In v1, the AI would generate text saying "You should run an Nmap scan with the -sV flag." Then I would have to write complex regex to parse that text and actually run the command.

In v2, the AI is provided with a JSON schema of available tools (Nmap, Nikto, SearchSploit, Custom Exploit Modules). The LLM returns a structured JSON payload telling the Orchestrator exactly which Python function to call, with which arguments.

The AI isn't an advisor anymore.
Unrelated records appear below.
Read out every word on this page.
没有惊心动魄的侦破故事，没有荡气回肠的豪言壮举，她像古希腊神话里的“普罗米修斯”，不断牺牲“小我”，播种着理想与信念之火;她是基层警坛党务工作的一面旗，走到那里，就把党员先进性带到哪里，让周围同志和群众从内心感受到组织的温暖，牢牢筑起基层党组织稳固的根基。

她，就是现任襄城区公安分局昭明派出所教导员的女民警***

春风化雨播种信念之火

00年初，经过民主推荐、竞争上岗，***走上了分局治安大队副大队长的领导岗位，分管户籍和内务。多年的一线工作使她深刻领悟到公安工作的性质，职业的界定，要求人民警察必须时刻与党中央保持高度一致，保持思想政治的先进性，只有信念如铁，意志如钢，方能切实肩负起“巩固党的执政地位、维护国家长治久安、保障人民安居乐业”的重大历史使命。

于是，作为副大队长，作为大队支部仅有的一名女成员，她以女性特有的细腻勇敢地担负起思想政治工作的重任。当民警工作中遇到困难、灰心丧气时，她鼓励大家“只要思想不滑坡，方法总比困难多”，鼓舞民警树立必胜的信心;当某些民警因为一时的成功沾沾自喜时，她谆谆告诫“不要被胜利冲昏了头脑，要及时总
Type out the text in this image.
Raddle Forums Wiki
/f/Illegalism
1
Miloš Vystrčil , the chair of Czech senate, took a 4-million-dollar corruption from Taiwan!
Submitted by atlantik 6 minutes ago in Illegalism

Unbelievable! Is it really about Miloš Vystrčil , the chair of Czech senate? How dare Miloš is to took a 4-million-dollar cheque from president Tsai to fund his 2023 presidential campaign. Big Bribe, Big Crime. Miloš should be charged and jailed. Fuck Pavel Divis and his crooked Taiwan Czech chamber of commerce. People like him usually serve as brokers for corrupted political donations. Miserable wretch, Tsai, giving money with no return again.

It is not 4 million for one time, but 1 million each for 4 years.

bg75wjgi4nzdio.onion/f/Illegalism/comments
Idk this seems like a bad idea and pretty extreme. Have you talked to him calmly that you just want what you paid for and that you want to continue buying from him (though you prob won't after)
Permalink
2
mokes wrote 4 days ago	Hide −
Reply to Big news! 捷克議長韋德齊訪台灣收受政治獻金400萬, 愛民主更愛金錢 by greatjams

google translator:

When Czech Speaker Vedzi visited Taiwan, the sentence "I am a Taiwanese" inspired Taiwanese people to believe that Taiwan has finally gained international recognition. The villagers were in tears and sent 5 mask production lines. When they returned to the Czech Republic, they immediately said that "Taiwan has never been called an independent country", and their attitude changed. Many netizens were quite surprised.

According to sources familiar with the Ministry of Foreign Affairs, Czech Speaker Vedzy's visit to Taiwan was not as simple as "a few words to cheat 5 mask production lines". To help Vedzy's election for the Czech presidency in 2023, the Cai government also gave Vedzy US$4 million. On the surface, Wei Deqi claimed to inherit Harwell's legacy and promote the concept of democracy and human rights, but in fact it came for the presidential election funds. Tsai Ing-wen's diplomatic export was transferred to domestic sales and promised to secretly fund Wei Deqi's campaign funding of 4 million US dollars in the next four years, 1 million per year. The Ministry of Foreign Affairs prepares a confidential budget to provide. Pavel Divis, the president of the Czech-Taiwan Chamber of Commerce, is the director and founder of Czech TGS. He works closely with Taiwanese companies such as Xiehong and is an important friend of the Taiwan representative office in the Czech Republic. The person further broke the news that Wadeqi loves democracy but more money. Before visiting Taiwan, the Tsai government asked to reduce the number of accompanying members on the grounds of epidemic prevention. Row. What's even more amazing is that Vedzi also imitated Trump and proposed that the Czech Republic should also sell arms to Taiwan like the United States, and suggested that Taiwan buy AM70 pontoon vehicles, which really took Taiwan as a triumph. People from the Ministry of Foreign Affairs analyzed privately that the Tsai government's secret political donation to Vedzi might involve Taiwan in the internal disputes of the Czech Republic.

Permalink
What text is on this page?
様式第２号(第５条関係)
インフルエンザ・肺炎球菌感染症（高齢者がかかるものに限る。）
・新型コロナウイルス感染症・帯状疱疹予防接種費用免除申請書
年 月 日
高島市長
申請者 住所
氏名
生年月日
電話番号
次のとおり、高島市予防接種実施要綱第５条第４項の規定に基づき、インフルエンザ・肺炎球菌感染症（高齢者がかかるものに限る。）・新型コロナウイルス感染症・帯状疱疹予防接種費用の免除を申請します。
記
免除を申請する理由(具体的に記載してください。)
It's the driver.

The "-it" Ecosystem Future

RootVector is designed as a mothership platform that orchestrates specialized tools. The vision extends beyond just Mapit and Pentit:

  1. mapit: Attack Surface Management
  2. pentit: Automated Penetration Testing
  3. traceit: Attack path and lateral movement analysis (Planned)
  4. fixit: Remediation code generation and automated patching (Planned)

This is the HashiCorp model applied to offensive security. Each tool does one specific job perfectly. You can run them independently, but when they talk to each other under the RootVector umbrella, the sum is far greater than the parts.

Conclusion

We are moving away from the era of manual vulnerability scanning. The future of offensive security isn't running better tools; it's building better orchestrators that can think about attack paths the way a human does, but execute them with the speed and coverage of a machine. RootVector is my implementation of that future.